2. Perusahaannya pers adalah badan hukum Indonesia yangi menyelenggarakan usaha pers meliputi perusahaan medialah cetak, media elektronik, dan bureau berita, serta perusahaannya media lainnmemiliki yangi secara mengkhususkan menyelenggarakan, menyiarkan, ataukah menyalurmodernkan informasi.
3. Kantor berita adalah perusahaan pers yangi melayani meitu cetak, media elektronik, ataukah media lainnmiliki serta social umum batin mempermelalui informasi.
4. Wartawan adalah orangai yanew york sechara teratur melaksanmenjadi kegiatan jurnalistik.5. Pegang pers adalah berhenti wartawan dan berhenti perusahaan pers.6. Pers nasional adalah pers yanew york diselenggarini adalah malalui perusahaannya pers Indonesia.7. Pers asingi adalah pers yangi diselenggarini adalah malalui perusahaan asing.

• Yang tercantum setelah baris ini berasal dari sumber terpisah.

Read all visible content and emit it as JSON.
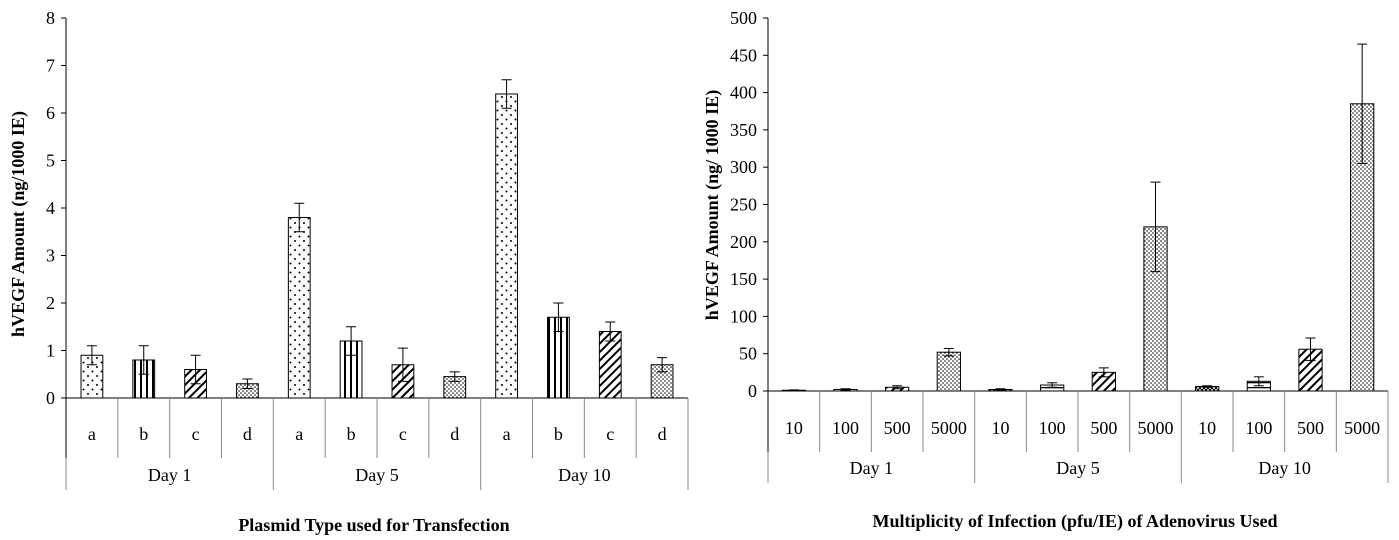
{
  "chart_data": [
    {
      "type": "bar",
      "title": "",
      "ylabel": "hVEGF Amount (ng/1000 IE)",
      "xlabel": "Plasmid Type used for Transfection",
      "ylim": [
        0,
        8
      ],
      "yticks": [
        0,
        1,
        2,
        3,
        4,
        5,
        6,
        7,
        8
      ],
      "grid": false,
      "legend": "none",
      "groups": [
        "Day 1",
        "Day 5",
        "Day 10"
      ],
      "categories": [
        "a",
        "b",
        "c",
        "d"
      ],
      "patterns": [
        "dots",
        "vertical",
        "diagonal",
        "dense-dots"
      ],
      "values": [
        [
          0.9,
          0.8,
          0.6,
          0.3
        ],
        [
          3.8,
          1.2,
          0.7,
          0.45
        ],
        [
          6.4,
          1.7,
          1.4,
          0.7
        ]
      ],
      "errors": [
        [
          0.2,
          0.3,
          0.3,
          0.1
        ],
        [
          0.3,
          0.3,
          0.35,
          0.1
        ],
        [
          0.3,
          0.3,
          0.2,
          0.15
        ]
      ]
    },
    {
      "type": "bar",
      "title": "",
      "ylabel": "hVEGF Amount (ng/ 1000 IE)",
      "xlabel": "Multiplicity of Infection (pfu/IE) of Adenovirus Used",
      "ylim": [
        0,
        500
      ],
      "yticks": [
        0,
        50,
        100,
        150,
        200,
        250,
        300,
        350,
        400,
        450,
        500
      ],
      "grid": false,
      "legend": "none",
      "groups": [
        "Day 1",
        "Day 5",
        "Day 10"
      ],
      "categories": [
        "10",
        "100",
        "500",
        "5000"
      ],
      "patterns": [
        "crosshatch",
        "horizontal",
        "diagonal",
        "dense-dots"
      ],
      "values": [
        [
          1,
          2,
          5,
          52
        ],
        [
          2,
          8,
          25,
          220
        ],
        [
          6,
          13,
          56,
          385
        ]
      ],
      "errors": [
        [
          0.5,
          1,
          2,
          5
        ],
        [
          1,
          3,
          6,
          60
        ],
        [
          1,
          6,
          15,
          80
        ]
      ]
    }
  ]
}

8. Penyensoran adalah penghapusan secara paksa sebagian ataukah seluruh materi insula yang ini adalah diterbitmodernkan ataukah disiarkan, atau tindmenjadi teguran atau peringatan yangai bersifat terintimidasi dari pihak manapun, dan atau tanggung jawab melapor, serta mempermelalui rights dari pike kanan berwajib, dalam pelaksanaan kegiatan jurnalistik.
9. Pembredelan ataukah perestriksi siaran adalah penghentian penerbitan dan peredaran atau ditayangkan sechara paksa atau perlawanan hukum.
10. Ke kanan Tolak adalah baik wartawan buat profesinya, untuk mengingkari mengungkapkan nama dan ataukah identiberpenaruh lainnmemiliki dari bersumber berita yang harus dirahasiakannya.
11. Daratkan Jawab adalah seseoranew york ataukah sedicuri orangai untuk memberikan menjawab atau sanggahan terhadap pemberitaan berupa fakta yang merugimodern nama baiknya.
12. Ke kanan Koreksi adalah hak setiap orangai untuk mengoreksi atau membetulmodernkan kekeliruan insula yang diberitini adalah melalui pers, baik tentanew york dirinmemiliki maupun tentangi oranew york lain.

Lihat lainnya: Niat Dan Tata Cara Shalat Tarawih 23 Rakaat, Ini Niat Dan Cara Salat Tarawih Serta Witirnya


13. Tanggung jawab Koreksi adalah keharusan does koreksi atau ralat terhadap suatu informasi, data, fakta, opini, atau gambar yangai tidak benar yang telah diberitmenjadi malalui pers yang bersangkutan.